Moment convivial de partage et de joies, chacun a ramené quelque chose. Les étudiants ont réalisé des légumes rôtis, et ce sans réduire Wildford House en cendre. Les Tomson ont préparé leur fameuse purée de pomme de terre, Marc et Samuel se sont occupés de la viande, un au grill et l’autre au four. De quoi ravir tout ce beau monde. Tim réalise son fameux fondant au chocolat pour l’occasion, crème anglaise et chantilly l’accompagne.

Un repas avec de quoi ravir l'estomac de toute la tablée. Une heure et demie plus tard, les plats sont vides et plus rien ne traîne dans les assiettes. La vaisselle va traîner quelques instants sur la table, le temps que tout ce beau monde digère. Le reste de l’après-midi va être dédié à des jeux de société, mais pour l’instant la conversation est calme et l’air est plutôt à la sieste digestive.

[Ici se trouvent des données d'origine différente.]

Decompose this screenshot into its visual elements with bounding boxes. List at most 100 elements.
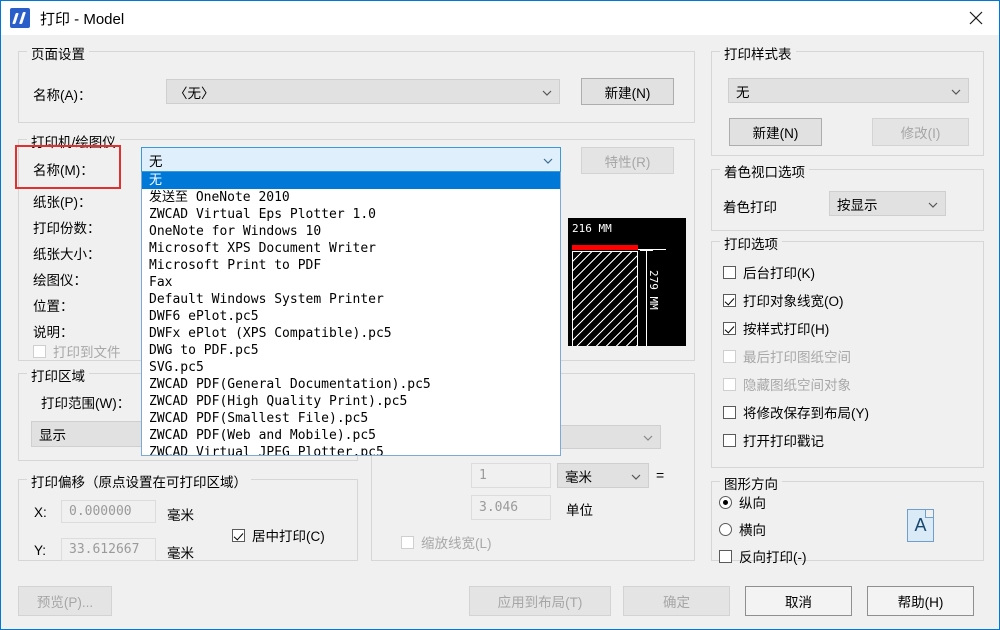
plotter-name-value: 无 bbox=[149, 153, 163, 169]
plot-option-label: 将修改保存到布局(Y) bbox=[743, 406, 869, 421]
orientation-portrait-radio[interactable]: 纵向 bbox=[719, 492, 766, 512]
preview-canvas: 216 MM 279 MM bbox=[568, 218, 686, 346]
style-table-new-button[interactable]: 新建(N) bbox=[729, 118, 822, 146]
plot-option-checkbox[interactable]: 打开打印戳记 bbox=[723, 430, 824, 450]
plotter-paper-label: 纸张(P)： bbox=[33, 195, 92, 210]
landscape-radio-dot bbox=[719, 522, 732, 536]
dropdown-option[interactable]: ZWCAD Virtual Eps Plotter 1.0 bbox=[142, 206, 560, 223]
page-setup-new-button[interactable]: 新建(N) bbox=[581, 78, 674, 105]
plot-option-checkbox[interactable]: 按样式打印(H) bbox=[723, 318, 829, 338]
page-setup-name-combo[interactable]: 〈无〉 bbox=[166, 79, 560, 104]
help-button-label: 帮助(H) bbox=[897, 595, 944, 610]
shaded-plot-combo[interactable]: 按显示 bbox=[829, 191, 946, 216]
plot-option-label: 最后打印图纸空间 bbox=[743, 350, 851, 365]
shaded-viewport-legend: 着色视口选项 bbox=[720, 161, 809, 181]
preview-height-label: 279 MM bbox=[647, 270, 660, 310]
plotter-location-label: 位置： bbox=[33, 299, 74, 314]
dropdown-option[interactable]: ZWCAD PDF(General Documentation).pc5 bbox=[142, 376, 560, 393]
plotter-copies-label: 打印份数： bbox=[33, 221, 101, 236]
dropdown-option[interactable]: SVG.pc5 bbox=[142, 359, 560, 376]
orientation-preview-icon: A bbox=[907, 509, 934, 542]
style-table-legend: 打印样式表 bbox=[720, 43, 796, 63]
dropdown-option[interactable]: DWF6 ePlot.pc5 bbox=[142, 308, 560, 325]
page-setup-name-label: 名称(A)： bbox=[33, 88, 92, 103]
plot-range-label: 打印范围(W)： bbox=[41, 396, 131, 411]
dropdown-option[interactable]: ZWCAD PDF(Web and Mobile).pc5 bbox=[142, 427, 560, 444]
plotter-icon bbox=[10, 8, 30, 28]
title-bar: 打印 - Model bbox=[1, 1, 999, 35]
dropdown-option[interactable]: Default Windows System Printer bbox=[142, 291, 560, 308]
plot-option-box bbox=[723, 265, 736, 279]
plot-scale-unit-value: 毫米 bbox=[565, 469, 592, 485]
dropdown-option[interactable]: DWG to PDF.pc5 bbox=[142, 342, 560, 359]
plot-scale-unit-label: 单位 bbox=[566, 503, 593, 518]
plot-option-box bbox=[723, 405, 736, 419]
dropdown-option[interactable]: OneNote for Windows 10 bbox=[142, 223, 560, 240]
plot-scale-unit-combo[interactable]: 毫米 bbox=[557, 463, 649, 488]
plot-option-label: 后台打印(K) bbox=[743, 266, 815, 281]
plotter-name-combo[interactable]: 无 bbox=[141, 147, 561, 172]
plot-offset-legend: 打印偏移（原点设置在可打印区域） bbox=[27, 471, 251, 491]
plotter-name-label: 名称(M)： bbox=[33, 163, 94, 178]
plot-scale-denominator-field[interactable]: 3.046 bbox=[471, 495, 551, 520]
plot-option-box bbox=[723, 377, 736, 391]
offset-y-value: 33.612667 bbox=[69, 542, 140, 557]
plotter-legend: 打印机/绘图仪 bbox=[27, 131, 120, 151]
style-table-new-label: 新建(N) bbox=[752, 126, 799, 141]
cancel-button-label: 取消 bbox=[785, 595, 812, 610]
help-button[interactable]: 帮助(H) bbox=[867, 586, 974, 616]
dropdown-option[interactable]: Microsoft XPS Document Writer bbox=[142, 240, 560, 257]
shaded-plot-value: 按显示 bbox=[837, 197, 878, 213]
style-table-edit-button: 修改(I) bbox=[872, 118, 969, 146]
offset-x-field[interactable]: 0.000000 bbox=[61, 500, 156, 523]
dropdown-option[interactable]: 无 bbox=[142, 172, 560, 189]
plotter-name-dropdown-list[interactable]: 无发送至 OneNote 2010 ZWCAD Virtual Eps Plott… bbox=[141, 172, 561, 456]
plot-option-checkbox[interactable]: 将修改保存到布局(Y) bbox=[723, 402, 869, 422]
chevron-down-icon bbox=[543, 158, 553, 164]
orientation-reverse-checkbox[interactable]: 反向打印(-) bbox=[719, 546, 807, 566]
center-plot-label: 居中打印(C) bbox=[252, 529, 325, 544]
center-plot-box bbox=[232, 528, 245, 542]
window-title: 打印 - Model bbox=[40, 10, 125, 28]
orientation-reverse-label: 反向打印(-) bbox=[739, 550, 807, 565]
orientation-portrait-label: 纵向 bbox=[739, 496, 766, 511]
print-dialog: 打印 - Model 页面设置 名称(A)： 〈无〉 新建(N) 打印机/绘图仪… bbox=[0, 0, 1000, 630]
plot-scale-numerator-value: 1 bbox=[479, 468, 487, 483]
dropdown-option[interactable]: Microsoft Print to PDF bbox=[142, 257, 560, 274]
dropdown-option[interactable]: Fax bbox=[142, 274, 560, 291]
plot-scale-combo bbox=[546, 425, 661, 449]
chevron-down-icon bbox=[542, 90, 552, 96]
plotter-properties-label: 特性(R) bbox=[604, 154, 651, 170]
style-table-value: 无 bbox=[736, 84, 750, 100]
plot-scale-numerator-field[interactable]: 1 bbox=[471, 463, 551, 488]
plot-option-checkbox[interactable]: 后台打印(K) bbox=[723, 262, 815, 282]
preview-dim-tick-top bbox=[640, 250, 653, 251]
offset-y-unit: 毫米 bbox=[167, 546, 194, 561]
plot-option-checkbox: 隐藏图纸空间对象 bbox=[723, 374, 851, 394]
orientation-landscape-radio[interactable]: 横向 bbox=[719, 519, 766, 539]
plot-option-checkbox[interactable]: 打印对象线宽(O) bbox=[723, 290, 844, 310]
preview-red-margin bbox=[572, 245, 638, 250]
ok-button-label: 确定 bbox=[663, 595, 690, 610]
plot-to-file-checkbox[interactable]: 打印到文件 bbox=[33, 341, 121, 361]
dropdown-option[interactable]: ZWCAD Virtual JPEG Plotter.pc5 bbox=[142, 444, 560, 455]
center-plot-checkbox[interactable]: 居中打印(C) bbox=[232, 525, 325, 545]
dropdown-option[interactable]: ZWCAD PDF(High Quality Print).pc5 bbox=[142, 393, 560, 410]
dropdown-option[interactable]: DWFx ePlot (XPS Compatible).pc5 bbox=[142, 325, 560, 342]
apply-to-layout-button: 应用到布局(T) bbox=[469, 586, 611, 616]
chevron-down-icon bbox=[631, 474, 641, 480]
plot-option-checkbox: 最后打印图纸空间 bbox=[723, 346, 851, 366]
plot-option-label: 打开打印戳记 bbox=[743, 434, 824, 449]
preview-button: 预览(P)... bbox=[18, 586, 112, 616]
close-icon[interactable] bbox=[953, 1, 999, 34]
dropdown-option[interactable]: ZWCAD PDF(Smallest File).pc5 bbox=[142, 410, 560, 427]
orientation-legend: 图形方向 bbox=[720, 473, 782, 493]
cancel-button[interactable]: 取消 bbox=[745, 586, 852, 616]
paper-preview: 216 MM 279 MM bbox=[568, 211, 688, 356]
dropdown-option[interactable]: 发送至 OneNote 2010 bbox=[142, 189, 560, 206]
offset-y-field[interactable]: 33.612667 bbox=[61, 538, 156, 561]
style-table-combo[interactable]: 无 bbox=[728, 78, 969, 103]
plotter-properties-button: 特性(R) bbox=[581, 147, 674, 174]
preview-hatch-area bbox=[572, 251, 638, 346]
scale-lineweight-checkbox[interactable]: 缩放线宽(L) bbox=[401, 532, 492, 552]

Alex et Elly, qui ont fini les plats aux doigts, dorment déjà, l’un affalé sur la table, l'autre dans les bras de son père. Les deux gloutons sont prêts à en redemander après cette petite pause.

Un thé plus tard préparé par Marry de la coloc, les jeux commencent. Un jeu de mime avec les jeunes contre les adultes, cinq contre cinq, Anderson junior contre Andersone sénior. Après quelques manches, les jeunes ont gagné haut la main. Les rires ont fini par enlever toute la morosité que Sam gardait quelque part au fond du crâne. L’enfer n’est jamais très loin mais pour l’instant il est serein. 

Le beau temps ne leur fera pas clémence de sa présence indéfiniment, la pluie est revenue d’un coup en fin de journée, il leur a donc fallu tout récupérer avant de pouvoir se mettre à l'abri. Voilà une tradition d'honorée, et une journée bien remplie. Tim est rentré chez lui tremper, mais il est enfin seul. Quoique sans doute trop seul dans ce grand appartement.

Après une douche bien chaude pour essayer de chasser le froid et l’humidité de son corps, il se lance dans la vaisselle qui l’attend. Une fois sa cuisine nettoyée et le rangement fini, le silence plane dans son salon. Comme souvent, l'espace vide laisse libre cours à ses idées pour emplir son esprit. Des pensées qu’il pensait derrière lui reviennent sans cesse, finalement Samuel n’est pas le seul à vivre avec son enfer sur le dos. Mais contrairement au brun, le blond ne se sent pas légitime de se plaindre face à ses soucis. 

Alors il hésite quelques secondes à prendre son cachet, avant de reposer la petite boite jaune circulaire sur sa table de chevet et d’aller dormir. Demain sera un autre jour. Et les choses semblent aller en s'améliorant. Pourtant le destin pourrait vite faire tourner les petits moments de bonheur au vinaigre. Malgré la journée magnifique qu’il a passée, il n’arrive pas à fermer les yeux. Tant pis pour la motivation, il chope la boîte, gobe son médicament, et s’enfonce sous sa couette, dépité.